Now, acceleration= m v^2/r
To determine the centripetal acceleration of the stone just before its release, we can use the formula:
a = (v^2) / r
Where:
a = centripetal acceleration
v = velocity of the stone
r = radius of the circular path
First, we need to find the velocity of the stone just before its release. We know that the stone will travel a distance of 32 m and the sling has a length of 0.6 m. The total length of the path will therefore be 32 m + 0.6 m = 32.6 m.
To find the velocity, we can use the formula for the speed of an object in circular motion:
v = (2πr) / T
Where:
v = velocity
r = radius of the circular path
T = time period of one complete revolution
The radius of our circular path is 0.6 m, and we need to calculate the time period (T). We can use the formula:
T = 2π (sqrt(L / g))
Where:
L = length of the path
g = acceleration due to gravity (approximately 9.8 m/s^2)
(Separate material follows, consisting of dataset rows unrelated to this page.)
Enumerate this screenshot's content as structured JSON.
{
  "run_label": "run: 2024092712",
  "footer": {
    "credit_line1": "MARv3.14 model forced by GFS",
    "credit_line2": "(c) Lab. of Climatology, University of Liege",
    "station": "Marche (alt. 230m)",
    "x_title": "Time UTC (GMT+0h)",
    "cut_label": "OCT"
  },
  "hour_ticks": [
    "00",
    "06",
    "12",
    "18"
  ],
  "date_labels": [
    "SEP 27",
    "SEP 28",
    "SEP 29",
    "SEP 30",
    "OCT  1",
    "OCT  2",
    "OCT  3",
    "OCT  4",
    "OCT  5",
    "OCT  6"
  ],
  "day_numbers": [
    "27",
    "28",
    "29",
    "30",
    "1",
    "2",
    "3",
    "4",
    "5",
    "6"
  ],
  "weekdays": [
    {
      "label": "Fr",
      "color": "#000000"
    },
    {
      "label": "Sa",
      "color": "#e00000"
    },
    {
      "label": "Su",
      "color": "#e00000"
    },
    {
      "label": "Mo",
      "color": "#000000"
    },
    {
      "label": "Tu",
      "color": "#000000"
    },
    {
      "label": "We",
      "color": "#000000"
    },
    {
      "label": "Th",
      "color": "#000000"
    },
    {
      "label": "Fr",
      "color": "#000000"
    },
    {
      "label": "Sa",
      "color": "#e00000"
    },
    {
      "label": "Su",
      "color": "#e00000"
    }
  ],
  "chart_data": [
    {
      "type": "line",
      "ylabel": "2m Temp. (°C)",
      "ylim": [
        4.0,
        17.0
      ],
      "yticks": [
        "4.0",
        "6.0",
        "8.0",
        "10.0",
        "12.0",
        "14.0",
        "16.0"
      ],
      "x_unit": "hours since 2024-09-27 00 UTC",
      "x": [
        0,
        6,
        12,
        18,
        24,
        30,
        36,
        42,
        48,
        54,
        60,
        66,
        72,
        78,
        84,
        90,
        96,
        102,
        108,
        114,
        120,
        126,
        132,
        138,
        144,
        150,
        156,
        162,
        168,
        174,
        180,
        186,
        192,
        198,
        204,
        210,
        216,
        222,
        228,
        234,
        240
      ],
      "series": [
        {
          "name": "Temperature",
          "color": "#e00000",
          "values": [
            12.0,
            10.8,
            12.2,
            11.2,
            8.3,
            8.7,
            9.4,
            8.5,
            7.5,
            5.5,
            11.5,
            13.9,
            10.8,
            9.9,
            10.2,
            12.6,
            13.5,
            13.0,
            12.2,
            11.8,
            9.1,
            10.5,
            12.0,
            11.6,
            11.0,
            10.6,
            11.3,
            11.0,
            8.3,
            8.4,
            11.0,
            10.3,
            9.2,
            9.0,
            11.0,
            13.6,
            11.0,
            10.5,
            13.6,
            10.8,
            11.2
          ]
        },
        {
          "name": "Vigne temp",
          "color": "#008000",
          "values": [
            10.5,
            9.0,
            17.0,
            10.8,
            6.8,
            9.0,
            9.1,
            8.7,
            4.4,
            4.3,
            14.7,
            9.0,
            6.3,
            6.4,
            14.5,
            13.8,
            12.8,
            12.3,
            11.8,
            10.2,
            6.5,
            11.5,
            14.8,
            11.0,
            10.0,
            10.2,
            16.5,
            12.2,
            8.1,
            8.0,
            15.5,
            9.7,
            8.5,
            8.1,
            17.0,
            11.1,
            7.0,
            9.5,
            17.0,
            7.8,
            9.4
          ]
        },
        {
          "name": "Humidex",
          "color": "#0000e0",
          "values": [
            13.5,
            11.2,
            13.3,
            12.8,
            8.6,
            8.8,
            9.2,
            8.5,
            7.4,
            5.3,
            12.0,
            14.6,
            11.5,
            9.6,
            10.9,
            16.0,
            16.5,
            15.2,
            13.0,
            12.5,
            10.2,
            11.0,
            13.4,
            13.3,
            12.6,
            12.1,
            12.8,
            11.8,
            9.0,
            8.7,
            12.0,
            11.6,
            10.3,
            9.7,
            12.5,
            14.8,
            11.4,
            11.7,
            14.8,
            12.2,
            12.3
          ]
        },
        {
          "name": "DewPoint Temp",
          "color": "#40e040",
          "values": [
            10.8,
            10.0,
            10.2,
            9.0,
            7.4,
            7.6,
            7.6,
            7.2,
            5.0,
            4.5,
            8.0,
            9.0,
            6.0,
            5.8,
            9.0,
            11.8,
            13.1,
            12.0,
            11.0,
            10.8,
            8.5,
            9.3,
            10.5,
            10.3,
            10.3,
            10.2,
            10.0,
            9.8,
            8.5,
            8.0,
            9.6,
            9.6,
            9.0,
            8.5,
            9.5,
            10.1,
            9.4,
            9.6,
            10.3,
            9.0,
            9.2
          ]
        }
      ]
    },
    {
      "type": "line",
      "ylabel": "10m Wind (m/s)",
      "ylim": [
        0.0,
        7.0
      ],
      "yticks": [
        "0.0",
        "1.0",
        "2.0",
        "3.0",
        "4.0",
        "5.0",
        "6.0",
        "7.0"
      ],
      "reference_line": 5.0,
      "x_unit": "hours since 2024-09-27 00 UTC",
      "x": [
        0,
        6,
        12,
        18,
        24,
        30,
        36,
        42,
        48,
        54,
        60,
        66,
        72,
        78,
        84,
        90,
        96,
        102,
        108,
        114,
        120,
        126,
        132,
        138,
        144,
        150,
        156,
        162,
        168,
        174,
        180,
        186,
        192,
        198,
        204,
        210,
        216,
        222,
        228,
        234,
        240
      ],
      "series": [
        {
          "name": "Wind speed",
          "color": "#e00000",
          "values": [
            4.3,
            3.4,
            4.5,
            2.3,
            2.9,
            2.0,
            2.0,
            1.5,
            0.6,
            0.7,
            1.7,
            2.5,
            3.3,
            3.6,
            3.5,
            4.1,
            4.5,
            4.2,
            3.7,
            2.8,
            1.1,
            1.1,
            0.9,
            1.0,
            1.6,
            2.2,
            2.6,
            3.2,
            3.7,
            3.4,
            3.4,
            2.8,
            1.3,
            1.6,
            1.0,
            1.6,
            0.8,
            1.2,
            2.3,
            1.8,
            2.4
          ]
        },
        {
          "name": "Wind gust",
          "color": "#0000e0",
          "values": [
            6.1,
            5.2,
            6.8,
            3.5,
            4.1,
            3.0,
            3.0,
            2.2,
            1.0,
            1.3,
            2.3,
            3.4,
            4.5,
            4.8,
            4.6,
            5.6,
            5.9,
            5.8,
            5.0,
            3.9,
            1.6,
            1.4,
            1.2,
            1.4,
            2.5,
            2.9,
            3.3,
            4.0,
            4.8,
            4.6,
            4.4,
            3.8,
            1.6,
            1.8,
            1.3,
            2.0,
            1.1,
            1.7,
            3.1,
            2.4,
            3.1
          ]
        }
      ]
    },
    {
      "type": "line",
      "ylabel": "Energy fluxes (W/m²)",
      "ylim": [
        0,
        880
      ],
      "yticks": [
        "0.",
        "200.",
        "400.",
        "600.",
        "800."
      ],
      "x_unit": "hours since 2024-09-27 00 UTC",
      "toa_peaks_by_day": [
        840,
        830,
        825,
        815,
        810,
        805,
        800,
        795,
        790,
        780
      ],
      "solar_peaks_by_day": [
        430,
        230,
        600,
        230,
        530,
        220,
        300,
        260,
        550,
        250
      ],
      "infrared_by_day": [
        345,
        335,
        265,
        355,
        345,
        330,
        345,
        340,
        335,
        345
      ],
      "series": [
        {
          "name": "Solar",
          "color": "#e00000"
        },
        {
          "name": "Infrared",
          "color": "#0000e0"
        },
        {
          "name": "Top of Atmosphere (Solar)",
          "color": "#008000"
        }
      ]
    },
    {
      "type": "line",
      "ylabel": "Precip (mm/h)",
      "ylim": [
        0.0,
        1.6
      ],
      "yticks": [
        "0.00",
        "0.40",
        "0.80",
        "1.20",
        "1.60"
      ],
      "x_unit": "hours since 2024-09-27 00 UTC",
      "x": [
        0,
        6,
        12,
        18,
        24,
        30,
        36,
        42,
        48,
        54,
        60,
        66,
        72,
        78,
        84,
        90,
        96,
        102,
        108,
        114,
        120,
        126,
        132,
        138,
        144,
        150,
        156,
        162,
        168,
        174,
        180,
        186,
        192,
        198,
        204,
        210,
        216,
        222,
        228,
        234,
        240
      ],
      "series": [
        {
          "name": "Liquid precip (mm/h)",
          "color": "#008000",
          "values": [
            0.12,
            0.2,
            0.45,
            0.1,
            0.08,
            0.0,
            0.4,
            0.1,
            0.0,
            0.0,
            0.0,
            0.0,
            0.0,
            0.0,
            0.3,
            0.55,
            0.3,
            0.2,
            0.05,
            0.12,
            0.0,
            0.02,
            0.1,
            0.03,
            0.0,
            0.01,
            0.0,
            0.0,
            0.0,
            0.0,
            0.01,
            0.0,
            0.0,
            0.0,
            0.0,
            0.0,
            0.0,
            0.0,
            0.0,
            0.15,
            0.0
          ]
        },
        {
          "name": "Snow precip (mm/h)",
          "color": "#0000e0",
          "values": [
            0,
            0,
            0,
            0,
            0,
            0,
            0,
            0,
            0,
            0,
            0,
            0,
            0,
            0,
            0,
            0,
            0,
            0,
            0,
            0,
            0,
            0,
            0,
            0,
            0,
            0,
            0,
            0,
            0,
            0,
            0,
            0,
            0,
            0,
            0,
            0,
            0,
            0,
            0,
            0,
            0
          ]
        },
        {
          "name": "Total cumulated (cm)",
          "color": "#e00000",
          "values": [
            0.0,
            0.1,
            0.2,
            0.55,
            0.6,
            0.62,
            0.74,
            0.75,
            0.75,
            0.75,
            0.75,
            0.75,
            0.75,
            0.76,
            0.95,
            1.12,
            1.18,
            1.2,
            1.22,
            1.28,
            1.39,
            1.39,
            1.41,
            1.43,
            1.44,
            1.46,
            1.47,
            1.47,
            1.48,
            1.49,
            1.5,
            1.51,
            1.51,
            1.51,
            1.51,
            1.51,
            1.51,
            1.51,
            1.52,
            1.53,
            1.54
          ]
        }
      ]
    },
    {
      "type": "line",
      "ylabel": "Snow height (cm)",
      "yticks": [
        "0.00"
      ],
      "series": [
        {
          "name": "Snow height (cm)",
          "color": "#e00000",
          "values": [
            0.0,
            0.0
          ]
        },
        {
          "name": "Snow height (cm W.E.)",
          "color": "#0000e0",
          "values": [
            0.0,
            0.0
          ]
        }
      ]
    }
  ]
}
Substituting the values, we get:
T = 2π (sqrt(32.6 / 9.8))
Solving this equation, we find the time period (T) of the sling as:
T ≈ 8.486 seconds
Now, using this value of T, we can calculate the velocity (v) as:
v = (2π * 0.6) / 8.486
Solving this equation, we find the velocity (v) just before release to be approximately:
v ≈ 1.414 m/s
Finally, we can calculate the centripetal acceleration (a) using the formula:
a = (v^2) / r
Substituting the values, we get:
a = (1.414^2) / 0.6
Solving this equation, we find the centripetal acceleration (a) to be approximately:
a ≈ 3.323 m/s^2
Therefore, in order for the stone to reach a distance of 32 m, the centripetal acceleration just before its release must be approximately 3.323 m/s^2.